By the way, what the hell is “the Western Force”, an army reserve side?
Footnote: Mergers would (and could only) work if the new club adopted the “hyphen” principle. Eg. When Melbourne was to merge with Hawthorn it was proposed to call the club the “Melbourne Hawks” and they were to wear the Melbourne jumper with a small Hawk badge on their shorts!
Hawthorn fans understandably rejected the proposal as it meant an almost total loss of identity. If they’d adopted the name Melbourne-Hawthorn (that’s the hyphen principle) and if they alternated strips (say Melbourne colors for home, Hawthorn for away) I think it might have got up.
I guess you’ve had enough footy talk for now though.
The “hyphen” merger was proposed in the Fitzroy-North scenario; I can’t remember details of the proposed merger with Footscray.
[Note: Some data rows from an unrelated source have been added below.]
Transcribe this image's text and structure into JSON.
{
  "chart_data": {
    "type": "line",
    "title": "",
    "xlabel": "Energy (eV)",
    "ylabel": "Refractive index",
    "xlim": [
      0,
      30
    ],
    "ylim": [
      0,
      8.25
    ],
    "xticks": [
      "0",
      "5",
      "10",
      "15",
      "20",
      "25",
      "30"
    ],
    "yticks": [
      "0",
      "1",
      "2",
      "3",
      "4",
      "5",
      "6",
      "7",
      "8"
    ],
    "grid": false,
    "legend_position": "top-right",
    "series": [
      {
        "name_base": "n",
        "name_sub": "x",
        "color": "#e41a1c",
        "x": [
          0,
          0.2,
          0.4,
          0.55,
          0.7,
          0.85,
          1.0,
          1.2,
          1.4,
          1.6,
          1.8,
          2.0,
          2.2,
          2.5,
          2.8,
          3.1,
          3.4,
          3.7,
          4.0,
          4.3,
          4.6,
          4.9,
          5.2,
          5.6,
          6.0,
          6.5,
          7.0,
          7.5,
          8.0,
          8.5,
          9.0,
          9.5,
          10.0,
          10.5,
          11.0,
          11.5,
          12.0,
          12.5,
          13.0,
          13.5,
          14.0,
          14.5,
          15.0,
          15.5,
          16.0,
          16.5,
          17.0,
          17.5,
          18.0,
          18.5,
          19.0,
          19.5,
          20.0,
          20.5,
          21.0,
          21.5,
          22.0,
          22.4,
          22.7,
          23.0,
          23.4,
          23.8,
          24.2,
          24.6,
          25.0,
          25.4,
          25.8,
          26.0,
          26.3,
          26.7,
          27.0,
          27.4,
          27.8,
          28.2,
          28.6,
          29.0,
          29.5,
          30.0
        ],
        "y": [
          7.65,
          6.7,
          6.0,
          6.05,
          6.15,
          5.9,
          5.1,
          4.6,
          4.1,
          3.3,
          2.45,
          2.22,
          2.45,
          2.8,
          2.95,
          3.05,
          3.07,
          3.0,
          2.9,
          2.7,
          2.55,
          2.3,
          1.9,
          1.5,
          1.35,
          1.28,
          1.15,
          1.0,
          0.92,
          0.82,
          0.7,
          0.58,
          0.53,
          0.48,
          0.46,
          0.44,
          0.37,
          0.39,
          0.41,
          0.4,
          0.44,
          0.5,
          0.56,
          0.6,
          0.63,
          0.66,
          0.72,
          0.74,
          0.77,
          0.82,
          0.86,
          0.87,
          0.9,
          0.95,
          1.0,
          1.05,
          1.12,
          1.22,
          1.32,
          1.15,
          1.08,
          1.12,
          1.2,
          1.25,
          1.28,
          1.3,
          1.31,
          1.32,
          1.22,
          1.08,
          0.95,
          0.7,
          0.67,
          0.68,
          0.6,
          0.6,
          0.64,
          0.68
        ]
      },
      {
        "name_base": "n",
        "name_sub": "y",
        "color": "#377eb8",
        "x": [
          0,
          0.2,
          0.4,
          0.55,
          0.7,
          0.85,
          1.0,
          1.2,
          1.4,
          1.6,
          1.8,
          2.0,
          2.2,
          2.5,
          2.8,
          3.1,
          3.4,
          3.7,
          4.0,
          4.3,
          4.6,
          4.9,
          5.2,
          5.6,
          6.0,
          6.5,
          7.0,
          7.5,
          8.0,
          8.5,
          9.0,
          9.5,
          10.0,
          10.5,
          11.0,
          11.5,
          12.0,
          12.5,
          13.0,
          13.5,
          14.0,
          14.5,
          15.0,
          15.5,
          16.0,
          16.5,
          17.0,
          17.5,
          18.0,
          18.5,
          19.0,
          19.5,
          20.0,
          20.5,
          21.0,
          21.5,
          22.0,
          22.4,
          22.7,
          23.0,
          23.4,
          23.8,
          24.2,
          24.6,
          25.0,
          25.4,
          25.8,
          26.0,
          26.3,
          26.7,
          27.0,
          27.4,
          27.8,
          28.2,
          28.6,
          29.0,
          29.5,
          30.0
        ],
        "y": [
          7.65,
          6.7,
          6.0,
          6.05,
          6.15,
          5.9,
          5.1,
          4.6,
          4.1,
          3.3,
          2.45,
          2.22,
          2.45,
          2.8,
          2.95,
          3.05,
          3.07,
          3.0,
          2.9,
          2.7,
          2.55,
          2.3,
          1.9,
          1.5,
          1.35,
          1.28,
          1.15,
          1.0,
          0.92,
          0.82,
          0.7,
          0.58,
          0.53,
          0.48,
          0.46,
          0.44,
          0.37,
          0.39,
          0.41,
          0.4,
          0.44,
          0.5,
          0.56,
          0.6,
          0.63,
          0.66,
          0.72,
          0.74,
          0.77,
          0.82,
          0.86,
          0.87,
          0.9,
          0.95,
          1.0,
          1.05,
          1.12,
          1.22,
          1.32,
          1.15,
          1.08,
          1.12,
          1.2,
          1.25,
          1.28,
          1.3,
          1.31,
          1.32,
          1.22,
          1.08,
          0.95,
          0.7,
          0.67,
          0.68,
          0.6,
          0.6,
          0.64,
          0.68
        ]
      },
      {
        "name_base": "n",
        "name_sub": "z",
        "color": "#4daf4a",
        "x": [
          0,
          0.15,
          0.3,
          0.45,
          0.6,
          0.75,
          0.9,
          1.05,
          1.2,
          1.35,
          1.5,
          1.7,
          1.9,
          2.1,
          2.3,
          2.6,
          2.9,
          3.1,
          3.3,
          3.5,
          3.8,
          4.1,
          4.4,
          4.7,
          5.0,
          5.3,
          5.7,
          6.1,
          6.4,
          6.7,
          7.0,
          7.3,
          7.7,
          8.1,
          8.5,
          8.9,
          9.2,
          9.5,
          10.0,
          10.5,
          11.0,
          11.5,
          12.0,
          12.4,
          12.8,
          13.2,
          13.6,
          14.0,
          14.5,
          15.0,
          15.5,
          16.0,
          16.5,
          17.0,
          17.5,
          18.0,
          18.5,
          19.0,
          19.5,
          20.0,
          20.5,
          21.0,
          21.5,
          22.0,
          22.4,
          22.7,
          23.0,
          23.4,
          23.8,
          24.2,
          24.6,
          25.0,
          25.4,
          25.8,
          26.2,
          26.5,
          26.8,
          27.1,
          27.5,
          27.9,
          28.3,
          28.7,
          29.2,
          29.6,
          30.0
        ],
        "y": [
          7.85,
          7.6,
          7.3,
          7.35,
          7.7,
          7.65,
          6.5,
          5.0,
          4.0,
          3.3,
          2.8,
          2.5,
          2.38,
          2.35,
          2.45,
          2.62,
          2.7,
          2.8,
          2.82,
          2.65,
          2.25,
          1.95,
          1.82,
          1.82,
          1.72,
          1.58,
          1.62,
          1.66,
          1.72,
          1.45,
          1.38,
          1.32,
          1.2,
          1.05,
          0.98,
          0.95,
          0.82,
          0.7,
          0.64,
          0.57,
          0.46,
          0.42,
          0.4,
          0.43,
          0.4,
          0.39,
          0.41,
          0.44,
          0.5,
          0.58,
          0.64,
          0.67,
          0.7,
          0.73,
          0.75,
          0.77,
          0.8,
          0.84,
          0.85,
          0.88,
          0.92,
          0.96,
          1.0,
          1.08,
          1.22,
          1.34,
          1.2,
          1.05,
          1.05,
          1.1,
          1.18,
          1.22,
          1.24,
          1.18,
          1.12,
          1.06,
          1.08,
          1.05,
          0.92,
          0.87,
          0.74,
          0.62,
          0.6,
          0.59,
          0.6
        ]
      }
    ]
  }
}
Either would have been good. As for North being too powerful, well Brisbane went on to win three flags in a row.
In 1995 Fitzroy was prepared to partially relocate to Canberra, which at that time had the Bruce Stadium and was ideal for football. It might have resulted eventually in a full relocation but with an ongoing Melbourne presence.
All those possibilities, and Tasmania, would have been preferable to what happened. It was simply the urgency to get Port Adelaide into the comp and a quirk of history (we were the most broke at the time) which worked against Fitzroy.
The current Launceston games for St Kilda and Hawthorn are only viable because they’re underwritten by the Tasmanian Government. Hawthorn-Fremantle had a crowd of 13,000. They’d get more at Albury. Fitzroy played some games in Hobart in the early 1990s without AFL or government support, but found Canberra to be more commercially viable.